Some of the larger two-bedroom apartments on the upper floors of the building are expected to boast impressive views of the harbor. Rents in the diverse apartment complex are expected to range from $625 for an "affordable" efficiency unit to as much as $2,000 per month for a high-end market-rate unit.
HRA Commissioner Ronald Boshey lamented that often "affordable" rents were still often beyond the reach of many low-income residents of the city.
Schweiger said he asked his architects to fashion something in the vein of developer Mark Lambert's recent upscale Bluestone project for the site, noting: "Imitation is the sincerest form of flattery." Yet he also said he wanted the development to be accessible to people with a wide range of financial means.
One local landlord questioned the wisdom of providing a public subsidy for an apartment complex that would compete against "mom-and-pop" landlords in the surrounding area.
HRA Commissioner Tony Cuneo called the concern "a valid point" but also said: "I think we have some responsibility to think about the information in front of us as a community, keeping in mind the amount of housing that's going to be needed in the future."
A recent analysis by Maxfield Research Inc. projected that Duluth will need to bring on line another 4,470 units of additional housing by 2020 if it wants to keep pace with demand.
HRA Commissioner Phil Rolle observed that Duluth does not appear to have leaned too heavily on tax-increment financing to support development. He noted that in 2014, about 3.4 percent of the local tax base was located within an active tax-increment financing district, compared with the 2.5 percent anticipated in 2016. He also took solace in the reliance of other similarly sized cities in the state on TIF.
If Duluth becomes too dependent on tax-increment financing, Rolle warned that it could jeopardize the city's bond rating.
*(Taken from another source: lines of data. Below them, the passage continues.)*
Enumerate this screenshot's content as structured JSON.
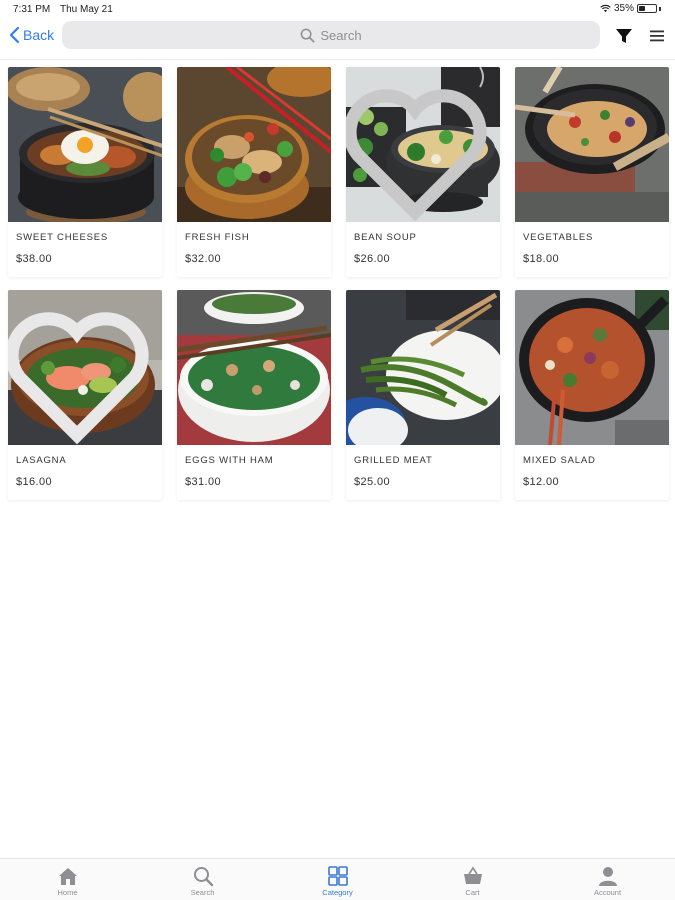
{
  "status_bar": {
    "time": "7:31 PM",
    "date": "Thu May 21",
    "battery_text": "35%",
    "battery_level": 0.35
  },
  "nav": {
    "back_label": "Back",
    "search_placeholder": "Search"
  },
  "products": [
    {
      "name": "SWEET CHEESES",
      "price": "$38.00",
      "image": "bibimbap-bowl"
    },
    {
      "name": "FRESH FISH",
      "price": "$32.00",
      "image": "noodle-salad-bowl"
    },
    {
      "name": "BEAN SOUP",
      "price": "$26.00",
      "image": "noodle-bowl-greens"
    },
    {
      "name": "VEGETABLES",
      "price": "$18.00",
      "image": "wok-noodles"
    },
    {
      "name": "LASAGNA",
      "price": "$16.00",
      "image": "salmon-avocado-bowl"
    },
    {
      "name": "EGGS WITH HAM",
      "price": "$31.00",
      "image": "green-soup-bowl"
    },
    {
      "name": "GRILLED MEAT",
      "price": "$25.00",
      "image": "green-beans-plate"
    },
    {
      "name": "MIXED SALAD",
      "price": "$12.00",
      "image": "skillet-stir-fry"
    }
  ],
  "tabs": [
    {
      "label": "Home",
      "icon": "home-icon",
      "active": false
    },
    {
      "label": "Search",
      "icon": "search-icon",
      "active": false
    },
    {
      "label": "Category",
      "icon": "grid-icon",
      "active": true
    },
    {
      "label": "Cart",
      "icon": "basket-icon",
      "active": false
    },
    {
      "label": "Account",
      "icon": "user-icon",
      "active": false
    }
  ],
  "colors": {
    "accent": "#2f7cf6",
    "tab_active": "#3a78d8",
    "tab_inactive": "#8e8e93",
    "search_bg": "#e9e9ec"
  }
}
But he said: "It appears that we're in a reasonable position, and I don't believe we'd be putting our bond rating at any risk at all."
Ball noted that any action by the HRA Tuesday would still be subject to city council review and yet another vote by commissioners.
In light of that fact, Rolle motioned to approve a resolution of intent to support the creation of a 15-year tax-increment financing district to assist the Point of Rocks development.
Cuneo seconded the motion, and the board voted unanimously in the affirmative.
Schweiger Development, Holdings & Management LLC already owns a 68-unit apartment building called Glen Place next door to the proposed Point of Rocks development.